Pesquisadores da China identificaram uma nova espécie de peixe sem mandíbula, chamada Bataspis crux, que viveu há aproximadamente 419 milhões de anos. O animal, cujos fósseis foram encontrados na província de Yunnan, apresenta um crânio com formato semelhante a uma asa de morcego, o que o tornava um eficiente nadador nos mares do período Devoniano.
Descrição da nova espécie Bataspis crux
Bataspis crux pertence ao grupo extinto conhecido como galeaspids, que habitou a região que hoje corresponde ao sul da China e ao norte do Vietnã. O que diferencia essa nova espécie é a forma de seu escudo craniano, que possui projeções em forma de membrana, ao contrário das espinhas ou domos típicos de outros galeaspids. Os fósseis foram coletados na década de 1980 e estão preservados em arenito fino da Formação Xishancun.
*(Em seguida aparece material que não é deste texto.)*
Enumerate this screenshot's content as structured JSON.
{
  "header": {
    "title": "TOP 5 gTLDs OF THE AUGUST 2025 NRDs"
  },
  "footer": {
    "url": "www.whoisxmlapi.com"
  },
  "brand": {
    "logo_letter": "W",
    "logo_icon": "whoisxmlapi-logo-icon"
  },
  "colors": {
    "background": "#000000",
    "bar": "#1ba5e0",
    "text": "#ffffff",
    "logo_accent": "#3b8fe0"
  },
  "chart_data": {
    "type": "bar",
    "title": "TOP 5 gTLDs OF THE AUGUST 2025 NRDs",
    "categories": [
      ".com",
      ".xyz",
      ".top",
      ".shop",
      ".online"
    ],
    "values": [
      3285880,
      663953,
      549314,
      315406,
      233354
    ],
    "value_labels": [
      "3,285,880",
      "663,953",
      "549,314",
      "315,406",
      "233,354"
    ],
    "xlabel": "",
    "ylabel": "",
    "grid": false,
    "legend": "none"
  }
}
Importância dos galeaspids na evolução dos vertebrados
Os galeaspids são considerados importantes para a compreensão da evolução dos vertebrados, pois estão entre os parentes mais próximos dos peixes com mandíbula. Segundo os paleontólogos, a análise da paleobiologia desses organismos é essencial para elucidar as condições anatômicas e ecológicas que deram origem aos vertebrados modernos. A descoberta de novas espécies, como Bataspis crux, contribui para o entendimento da diversidade e da morfologia desses animais.

Métodos de pesquisa e descobertas anteriores
A pesquisa sobre Bataspis crux utilizou métodos de estimativa filogenética, incluindo análises de parsimônia e probabilísticas, que confirmaram sua posição dentro da família Tridensaspidae. Estudos anteriores já haviam identificado outros gêneros, como Pterogonaspis e Tridensaspis, mas a nova espécie expande o conhecimento sobre a diversidade morfológica dos galeaspids, que até então era limitada.
Resultados das simulações e implicações ecológicas
Simulações computacionais realizadas pelos pesquisadores mostraram que a forma do escudo craniano de Bataspis crux proporcionava uma relação lift-to-drag superior à de outros galeaspids. O fluxo de água sobre a superfície curva das projeções gerava sustentação, semelhante ao princípio que permite o voo de asas de aviões. Esses resultados indicam que a ausência de nadadeiras pares flexíveis não impediu a diversidade ecológica dos galeaspids, revelando um leque mais amplo de capacidades locomotoras do que se pensava anteriormente.

Os resultados da pesquisa foram publicados na revista Palaeontology e representam um avanço significativo no entendimento da evolução dos vertebrados e da ecologia dos organismos marinhos do passado.